Zhang Wei, Shih Yi-Hsuan, Li Jr-Shin
Department of Electrical & Systems Engineering, Washington University in St. Louis, One Brookings Drive, St. Louis, MO 63130, USA.
Division of Computational & Data Sciences, Washington University in St. Louis, One Brookings Drive, St. Louis, MO 63130, USA.
PNAS Nexus. 2024 Nov 28;3(12):pgae530. doi: 10.1093/pnasnexus/pgae530. eCollection 2024 Dec.
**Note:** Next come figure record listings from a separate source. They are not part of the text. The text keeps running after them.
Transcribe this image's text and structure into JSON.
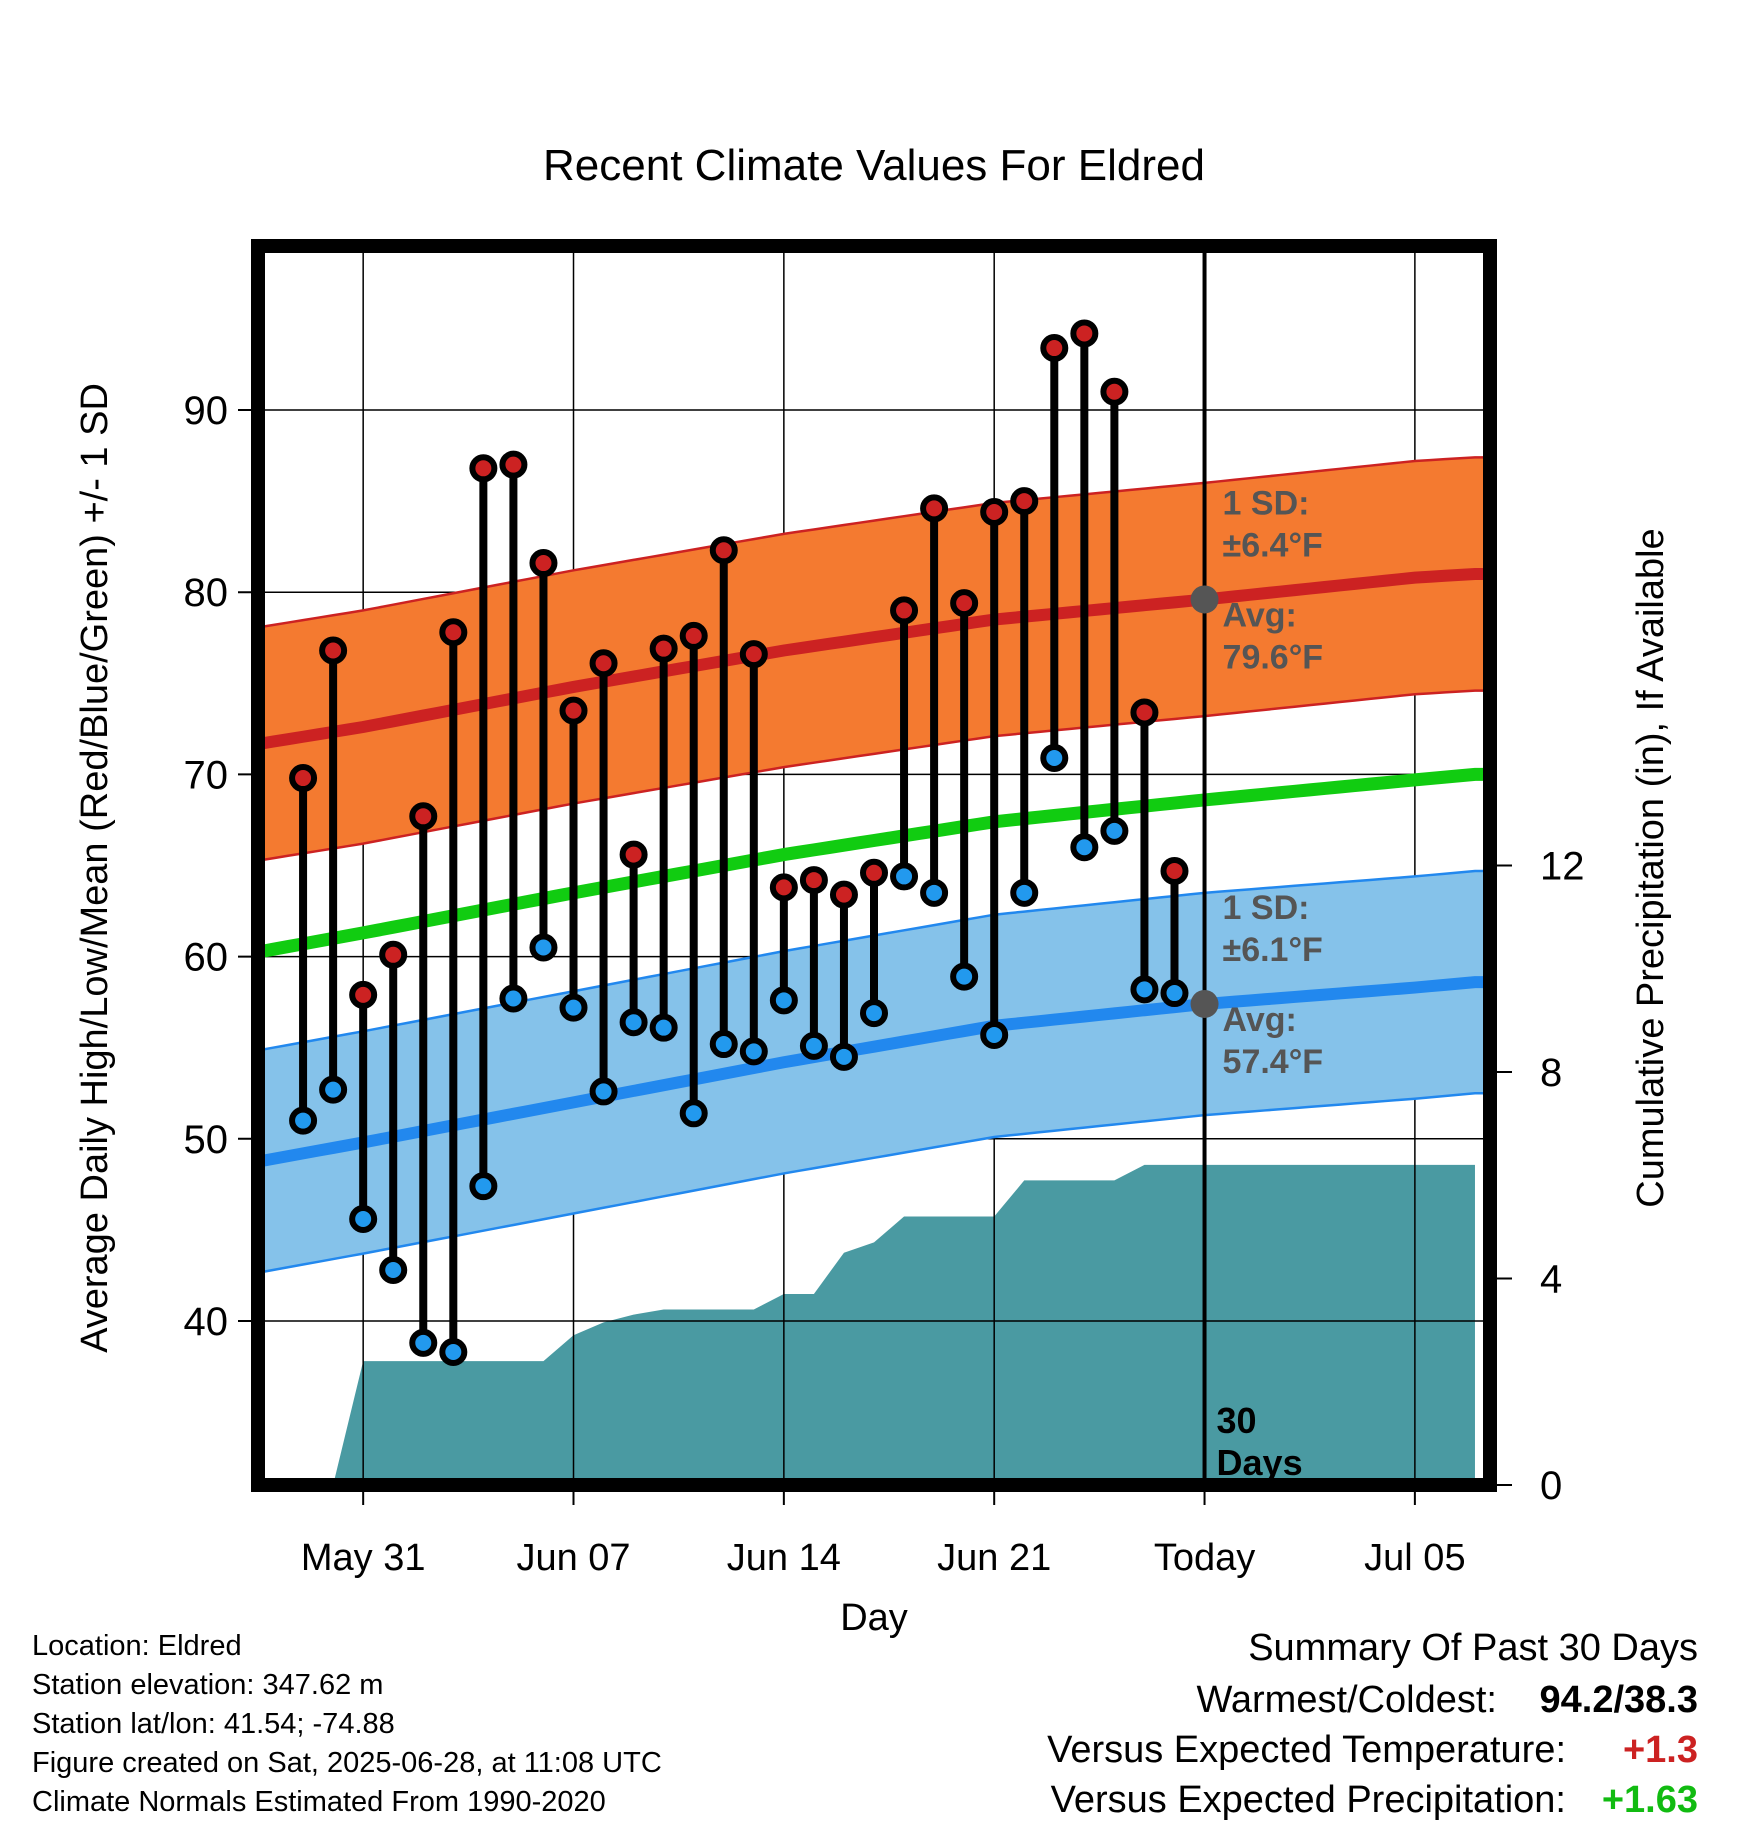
{
  "chart_data": {
    "type": "line",
    "title": "Recent Climate Values For Eldred",
    "xlabel": "Day",
    "ylabel_left": "Average Daily High/Low/Mean (Red/Blue/Green) +/- 1 SD",
    "ylabel_right": "Cumulative Precipitation (in), If Available",
    "x_range": [
      -3.5,
      37.5
    ],
    "ylim": [
      31,
      99
    ],
    "ylim_right": [
      0,
      24
    ],
    "x_ticks": [
      {
        "day": 0,
        "label": "May 31"
      },
      {
        "day": 7,
        "label": "Jun 07"
      },
      {
        "day": 14,
        "label": "Jun 14"
      },
      {
        "day": 21,
        "label": "Jun 21"
      },
      {
        "day": 28,
        "label": "Today"
      },
      {
        "day": 35,
        "label": "Jul 05"
      }
    ],
    "y_ticks_left": [
      40,
      50,
      60,
      70,
      80,
      90
    ],
    "y_ticks_right": [
      0,
      4,
      8,
      12
    ],
    "grid": true,
    "today_day": 28,
    "today_label": "30\nDays",
    "normals": {
      "days": [
        -3,
        0,
        7,
        14,
        21,
        28,
        35,
        37
      ],
      "high_avg": [
        71.8,
        72.6,
        74.8,
        76.8,
        78.5,
        79.6,
        80.8,
        81.0
      ],
      "high_sd": 6.4,
      "mean_avg": [
        60.4,
        61.3,
        63.5,
        65.6,
        67.4,
        68.6,
        69.7,
        70.0
      ],
      "low_avg": [
        48.9,
        49.8,
        52.0,
        54.2,
        56.2,
        57.4,
        58.3,
        58.6
      ],
      "low_sd": 6.1
    },
    "series": [
      {
        "name": "High",
        "color": "#cc2222",
        "days": [
          -2,
          -1,
          0,
          1,
          2,
          3,
          4,
          5,
          6,
          7,
          8,
          9,
          10,
          11,
          12,
          13,
          14,
          15,
          16,
          17,
          18,
          19,
          20,
          21,
          22,
          23,
          24,
          25,
          26,
          27
        ],
        "values": [
          69.8,
          76.8,
          57.9,
          60.1,
          67.7,
          77.8,
          86.8,
          87.0,
          81.6,
          73.5,
          76.1,
          65.6,
          76.9,
          77.6,
          82.3,
          76.6,
          63.8,
          64.2,
          63.4,
          64.6,
          79.0,
          84.6,
          79.4,
          84.4,
          85.0,
          93.4,
          94.2,
          91.0,
          73.4,
          64.7
        ]
      },
      {
        "name": "Low",
        "color": "#2299ee",
        "days": [
          -2,
          -1,
          0,
          1,
          2,
          3,
          4,
          5,
          6,
          7,
          8,
          9,
          10,
          11,
          12,
          13,
          14,
          15,
          16,
          17,
          18,
          19,
          20,
          21,
          22,
          23,
          24,
          25,
          26,
          27
        ],
        "values": [
          51.0,
          52.7,
          45.6,
          42.8,
          38.8,
          38.3,
          47.4,
          57.7,
          60.5,
          57.2,
          52.6,
          56.4,
          56.1,
          51.4,
          55.2,
          54.8,
          57.6,
          55.1,
          54.5,
          56.9,
          64.4,
          63.5,
          58.9,
          55.7,
          63.5,
          70.9,
          66.0,
          66.9,
          58.2,
          58.0
        ]
      },
      {
        "name": "Cumulative Precipitation",
        "days": [
          -1,
          0,
          1,
          2,
          3,
          4,
          5,
          6,
          7,
          8,
          9,
          10,
          11,
          12,
          13,
          14,
          15,
          16,
          17,
          18,
          19,
          20,
          21,
          22,
          23,
          24,
          25,
          26,
          27,
          28,
          29,
          30,
          31,
          32,
          33,
          34,
          35,
          36,
          37
        ],
        "values": [
          0,
          2.4,
          2.4,
          2.4,
          2.4,
          2.4,
          2.4,
          2.4,
          2.9,
          3.15,
          3.3,
          3.4,
          3.4,
          3.4,
          3.4,
          3.7,
          3.7,
          4.5,
          4.7,
          5.2,
          5.2,
          5.2,
          5.2,
          5.9,
          5.9,
          5.9,
          5.9,
          6.2,
          6.2,
          6.2,
          6.2,
          6.2,
          6.2,
          6.2,
          6.2,
          6.2,
          6.2,
          6.2,
          6.2
        ]
      }
    ],
    "annotations": {
      "high_sd_label": "1 SD:",
      "high_sd_value": "±6.4°F",
      "high_avg_label": "Avg:",
      "high_avg_value": "79.6°F",
      "low_sd_label": "1 SD:",
      "low_sd_value": "±6.1°F",
      "low_avg_label": "Avg:",
      "low_avg_value": "57.4°F"
    },
    "colors": {
      "high_band": "#f47a30",
      "high_line": "#cc2222",
      "mean_line": "#11cc11",
      "low_band": "#85c2ea",
      "low_line": "#2288ee",
      "precip": "#4a9aa2"
    }
  },
  "info": {
    "lines": [
      "Location: Eldred",
      "Station elevation: 347.62 m",
      "Station lat/lon: 41.54; -74.88",
      "Figure created on Sat, 2025-06-28, at 11:08 UTC",
      "Climate Normals Estimated From 1990-2020"
    ]
  },
  "summary": {
    "title": "Summary Of Past 30 Days",
    "warmest_label": "Warmest/Coldest:",
    "warmest_value": "94.2/38.3",
    "temp_label": "Versus Expected Temperature:",
    "temp_value": "+1.3",
    "temp_color": "#cc2222",
    "precip_label": "Versus Expected Precipitation:",
    "precip_value": "+1.63",
    "precip_color": "#11bb11"
  }
}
Learning global structures, i.e. topological properties, inherent in complex data is an essential yet challenging task that spans across various scientific and engineering disciplines. A fundamental approach is to extract local data representations and use them to assemble the global structure. This conjunction of local and global operations catalyzes the integration of tools from algebraic and computational topology with machine learning. In this article, we propose a hierarchical simplicial manifold learning algorithm, constituted by nested clustering and topological reduction, for constructing simplicial complexes and decoding their topological properties. We show that the learned complex possesses the same topology as the original embedding manifold from which the data were sampled. We demonstrate applicability, convergence, and computational efficiency of the algorithm on both synthetic and real-world data.
学习复杂数据中固有的全局结构,即拓扑性质,是一项跨越各种科学和工程学科的重要但具有挑战性的任务。一种基本方法是提取局部数据表示并使用它们来组装全局结构。这种局部和全局操作的结合促进了代数和计算拓扑工具与机器学习的整合。在本文中,我们提出了一种分层单纯形流形学习算法,该算法由嵌套聚类和拓扑约简构成,用于构建单纯复形并解码其拓扑性质。我们表明,学习到的复形与从中采样数据的原始嵌入流形具有相同的拓扑结构。我们在合成数据和真实世界数据上证明了该算法的适用性、收敛性和计算效率。